The growth of 27% of children under five years is stunted, and the low birthweight (2.5kg and under) statistics have remained unchanged over the last decade.
But a group of dedicated women is trying to help alleviate this global epidemic by providing free antenatal classes to expectant mothers, thereby educating the mothers while they are still pregnant and able to implement lifestyle changes to benefit the growth rate and development of their unborn baby.
According to the 2017 South African Child Gauge, published by the Children’s Institute at the University of Cape Town, stunting in South Africa costs the economy around R62 billion a year, and if the statistics are anything to go by, this figure is set to increase every year.
The World Health Organisation estimates that globally, stunting affects about 162 million children under the age of five years.
“It is a largely irreversible outcome of inadequate nutrition and repeated bouts of infection during the first 1000 days of a child’s life.
Stunting has long-term effects on individuals and societies, including: diminished cognitive and physical development, reduced productive capacity and poor health, and an increased risk of degenerative diseases such as diabetes,” according to the WHO.
South African children are particularly vulnerable to the contributing factors, but a social franchise, Flourish, is trying to help communities alleviate this global epidemic.
Khadija Richards is one of the more than 40 Flourish facilitators around the country to host a 10-week antenatal programme.
Her classes take place in Yeoville, Johannesburg. The first five of these classes are free.

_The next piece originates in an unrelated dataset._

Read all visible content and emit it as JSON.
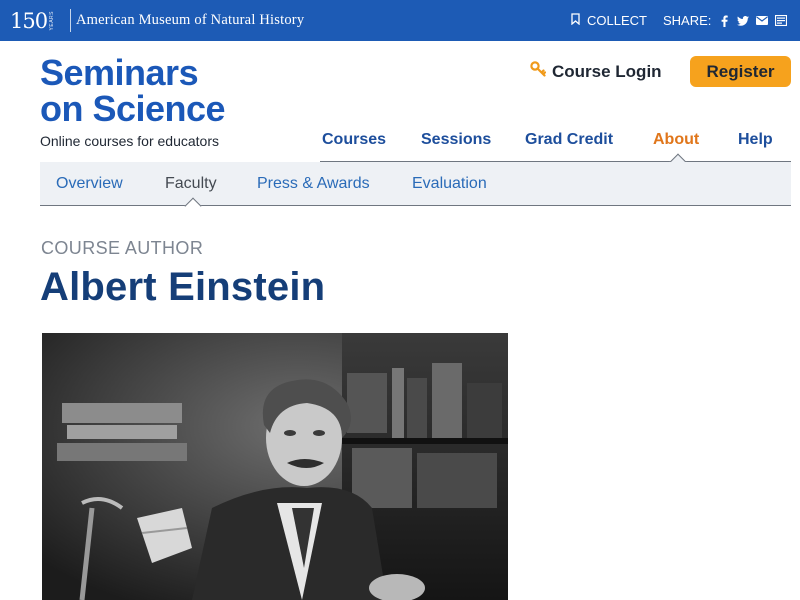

“Technically speaking, stunting is just a child that’s small for its size. But that’s the physical representation of stunting. It’s also small for its size in relation to its peers. So we’re not talking about small children that are naturally small, we’re talking about children who are underdeveloped or haven’t grown properly. They also don’t grow in ways that can’t be seen. So cognitively, they have some emotional difficulties, and often stunted children may have difficulties in infancy that stress the mum out, and so bonding becomes difficult,” Richards explains.
The women who attend her classes are primarily expectant mothers who attend check-ups at the local Yeoville clinic, where they are given weekly or bi-weekly updates about their unborn babies.
In order to help facilitate the access to these classes the Yeoville library, which is next door to the clinic, opened its doors to Richards, so that the mothers have easy access to the classes for their convenience.
Numerous studies have proven that with the involvement of dedicated health workers, the outcomes of maternal and childcare improves drastically.
Many of the women who attend Richards’s classes did not attend antenatal classes for their previous pregnancies.
Sophy Mmuri (27) has a five-year-old daughter, and is 21 weeks pregnant.
She says that she did not attend any antenatal classes for her first daughter, and that she has learnt so much more about her second pregnancy and the risks associated with not eating the right food groups during her pregnancy.
“The truth is that the service offered by the public health service is a very important part of medical service, but what pregnant mums don’t get for obvious reasons is support in a group, someone to lean on when they have questions, little techniques of learning to manage pregnancies which lots of privileged people take for granted,” Richards says.
In today’s class, she talks to the women about the importance of eating a balanced diet which includes all the different food groups, including proteins and vegetables.
“It’s important to try and eat an egg a day, because this is a high source of protein and helps with the baby’s development,” she tells the class.
One lady blurts out: “We were told that if you eat eggs while you are pregnant your baby won’t have any hair.”
These are some of the stigmas and myths that face different communities in South Africa.
“It’s amazing to see what the women say about the different food groups. We try to provide them with a guide to the most accessible forms of healthy food options.”
As Richards explains the benefits of eating oranges, another lady says that if someone eats too many oranges, their baby will be born the colour orange.
The women burst out laughing, signalling the comradery of friendships and support that the class provides to the women once a week.
Covenant Phiri (26), a hairstylist by training, is attending her fourth class and glows as she talks.
“I really look forward to attending the classes. It gives me an opportunity to get out of the house and meet the ladies and we can learn about things that we didn’t know before, like about eating the correct food,” she says.
Richards also offers advice on how the mothers can perform certain stretching exercises to help their bodies adjust to the growing baby, and how they can also help alleviate their stress by performing breathing exercises.
“South African women tend to discover quite late that they are pregnant for lots of different reasons, but we encourage women to come as early as possible. The earlier you get the education and knowledge, the better your pregnancy will be.”
She explains that it takes a simple trip to the clinic to try and persuade the women who are waiting in the lines for their check-ups, to attend the classes.
“I think in general, once you come it’s not so foreign and people really love it. I’ve had really good retention in my classes. That’s an indication that people are getting use to the idea of an antenatal class, because its not widely known as an intervention for managing pregnancy, and also just managing daily demands for life,” she says.